Bank of England – Interest Rates – 1694 to Today
Most physical buyers will ignore the noise and focus on the fact that the Fed’s monetary policies, along with the Bank of England, the ECB and most central banks in the world, remains extremely accommodative.
The perception and narrative is that a rise in rates, even by a very marginal 25 basis points will be negative for gold. This may be true in the short term as perception, even misguided perception, can drive markets in the short term.
However, rising interest rates per se are not negative for gold. What is negative is positive real interest rates and yields above the rate of inflation. This is unlikely to be seen any time soon.
Gold will also be vulnerable towards the end of an interest rate tightening cycle as was the case in January 1980. Today, central banks including the Fed are having difficulty raising interest rates in even a small nominal way.

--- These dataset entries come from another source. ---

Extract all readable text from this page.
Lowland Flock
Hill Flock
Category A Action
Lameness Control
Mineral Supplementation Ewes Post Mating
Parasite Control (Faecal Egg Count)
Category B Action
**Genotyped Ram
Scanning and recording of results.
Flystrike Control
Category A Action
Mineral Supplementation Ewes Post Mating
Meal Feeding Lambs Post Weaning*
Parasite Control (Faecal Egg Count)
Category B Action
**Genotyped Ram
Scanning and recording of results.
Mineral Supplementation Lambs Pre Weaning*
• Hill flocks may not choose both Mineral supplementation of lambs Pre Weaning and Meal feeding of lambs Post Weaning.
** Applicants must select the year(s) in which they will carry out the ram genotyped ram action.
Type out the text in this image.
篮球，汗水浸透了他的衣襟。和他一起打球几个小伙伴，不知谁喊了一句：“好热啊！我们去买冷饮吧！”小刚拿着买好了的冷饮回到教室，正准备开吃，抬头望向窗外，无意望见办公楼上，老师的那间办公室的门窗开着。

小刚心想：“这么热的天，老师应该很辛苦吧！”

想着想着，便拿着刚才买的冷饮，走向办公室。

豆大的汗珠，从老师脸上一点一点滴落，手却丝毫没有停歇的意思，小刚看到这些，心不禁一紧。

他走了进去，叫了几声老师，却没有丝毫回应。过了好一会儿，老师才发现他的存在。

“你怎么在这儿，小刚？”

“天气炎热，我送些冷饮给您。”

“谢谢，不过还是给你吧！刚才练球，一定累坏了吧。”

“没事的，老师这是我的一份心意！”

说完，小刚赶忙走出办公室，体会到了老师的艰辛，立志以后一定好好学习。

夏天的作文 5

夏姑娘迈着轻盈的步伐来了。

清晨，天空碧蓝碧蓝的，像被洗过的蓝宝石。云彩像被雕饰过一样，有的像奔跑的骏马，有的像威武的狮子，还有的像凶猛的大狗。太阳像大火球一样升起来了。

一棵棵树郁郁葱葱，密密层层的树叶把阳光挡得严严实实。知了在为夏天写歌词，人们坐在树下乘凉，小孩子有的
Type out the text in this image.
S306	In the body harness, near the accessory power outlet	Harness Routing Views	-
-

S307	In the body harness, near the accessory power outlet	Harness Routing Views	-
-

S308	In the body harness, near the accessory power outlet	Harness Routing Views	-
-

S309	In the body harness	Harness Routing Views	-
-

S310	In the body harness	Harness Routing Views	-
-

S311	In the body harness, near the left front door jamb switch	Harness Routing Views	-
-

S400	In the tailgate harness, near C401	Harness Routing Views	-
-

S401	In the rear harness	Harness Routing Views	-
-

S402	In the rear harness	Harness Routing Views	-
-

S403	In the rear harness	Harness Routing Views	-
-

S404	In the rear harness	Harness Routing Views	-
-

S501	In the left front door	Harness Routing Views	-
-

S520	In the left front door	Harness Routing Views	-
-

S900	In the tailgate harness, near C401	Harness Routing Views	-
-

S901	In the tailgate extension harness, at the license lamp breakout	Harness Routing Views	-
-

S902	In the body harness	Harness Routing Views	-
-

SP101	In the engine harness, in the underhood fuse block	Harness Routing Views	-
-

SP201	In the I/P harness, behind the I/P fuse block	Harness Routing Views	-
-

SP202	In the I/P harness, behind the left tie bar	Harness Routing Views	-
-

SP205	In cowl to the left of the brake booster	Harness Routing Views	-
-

Given the massive global debt bubble of today, it will likely be impossible for central banks to increase interest rates in any meaningful way. We are not going to see an interest rate tightening cycle akin to that which snuffed out gold’s bull market in the 1970s.
Unless, central banks lose control of the bond markets and a new breed of bond market vigilante enforces monetary discipline and pushes bond yields higher in the coming years.
Gold should be supported by data which suggests that economic growth braked sharply in the third quarter in the U.S. and that global demand for physical bullion remains very robust – particularly in India, China and Germany.
A gauge of U.S. business investment plans fell for a second straight month in September. Core capital goods orders fell 0.3 percent in September, August core capital goods were revised sharply down and durable goods orders dropped 1.2 percent.